The Department of Homeland Security did not respond to a request for comment on this story.
In Newport, opposition to the potential ICE facility has been vociferous. Residents packed two public meetings in November to voice their opposition to the potential project, and the city of Newport filed its own lawsuit against the Trump administration to stop any construction just prior to the Christmas holiday.
According to the most current version of the state’s lawsuit, ICE has told potential contractors that it would plan to hold most detainees at the facility for less than 72 hours to avoid having to meet expanded standards of services and care. The lawsuit alleges, however, that ICE has also said “stays may exceed the 72-hour threshold” in violation of its own standards.

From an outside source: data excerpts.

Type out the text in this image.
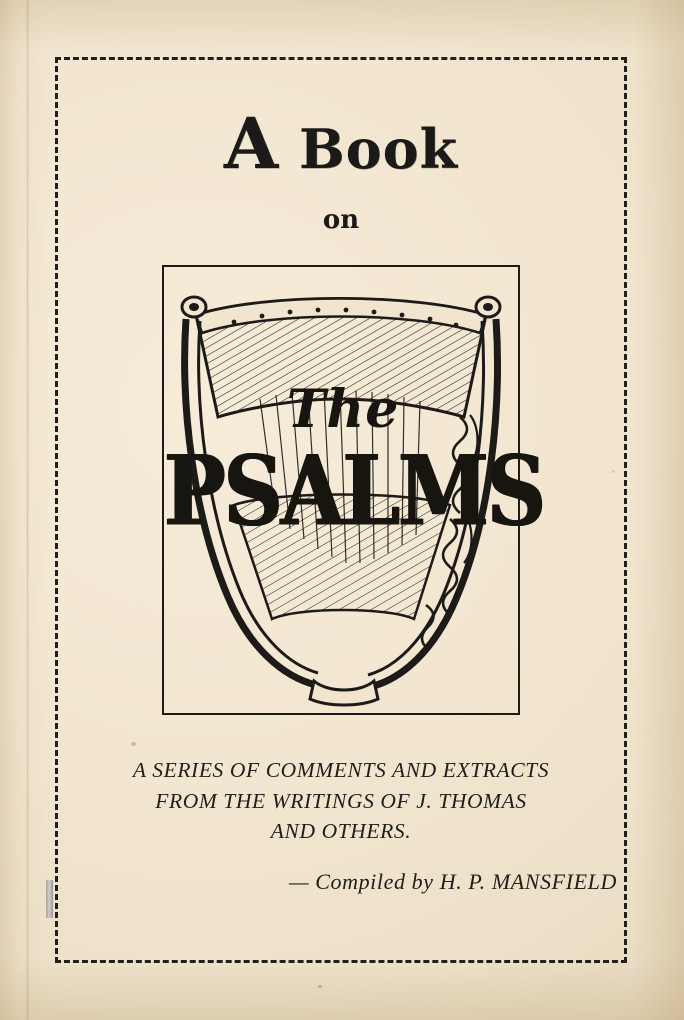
A Book
on
The
PSALMS
A SERIES OF COMMENTS AND EXTRACTS
FROM THE WRITINGS OF J. THOMAS
AND OTHERS.
— Compiled by H. P. MANSFIELD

The stakes for the city of Newport, one of the coast’s biggest, are substantial: Newport is home to immigrant communities from Guatemala and Mexico, who could be targeted if a detention center is located in such close proximity.
But the construction of such a facility in Newport could have ramifications for the entire state, including the Portland area. Currently, ICE’s land use agreement with the city of Portland only allows ICE to hold people at the agency’s facility on South Macadam Avenue for up to 12 hours—logistically limiting how many people ICE can detain in the state and how long they can be held.
Lerner said her organization is aware of cases in which people have been held at the facility for more than 12 hours, but said that, generally, people are detained and transferred to Tacoma or other out-of-state facilities on the same day. A new detention center in Newport could change that, adding detention capacity and serving more broadly as an operations hub.
“That infrastructure would definitely allow them to ramp up the rate of detention in Oregon,” Lerner said of a potential Newport facility. “The less detention capacity they can have here, the better—but also the less transportation capacity they can have, as well, is really critical.”
Activists in Oregon have long been fighting ICE in regards to its operation infrastructure, a fight that has also recently extended to the Department of Homeland Security’s partnerships with county jails.
During the first Trump administration, that strategy helped lead to the termination of a contract between ICE and the Northern Oregon Regional Correctional Facility (NORCOR) in The Dalles—the final jail in the state to hold ICE detainees.
Opposition to the Newport facility tracks with a broader strategy of limiting where ICE can hold detainees in the state and limiting how long those detainees can be held.
Those limitations on ICE, however, have not fully stopped an increase in activity in the state or region. ICE has responded to crowding at the Tacoma facility by transferring Oregonians to detention centers as far away as Texas and Louisiana, making it exponentially harder for them to receive legal support and stay connected to their families.
Lerner said that, late last year, she got a call out of the blue from a woman who had been detained and transferred to an ICE facility in Louisiana—a state that is home to nine immigrant detention centers in the country, the majority of which are run by for-profit companies.
“She’s just desperate for a lawyer, and I think that’s the case across the country,” Lerner said. “It’s the case in Tacoma, too, but I think there is just a much better system in the Northwest for representing people and representing Oregonians, and that is much harder in a place [like] Louisiana.”
Nevertheless, the practice of transferring people still comes with costs, both logistical and monetary, that ICE has to bear because of their relatively limited capacity in the state. Activists are intent on keeping it that way. “We just can’t let ICE get a bigger foothold here than they already have,” Lerner said.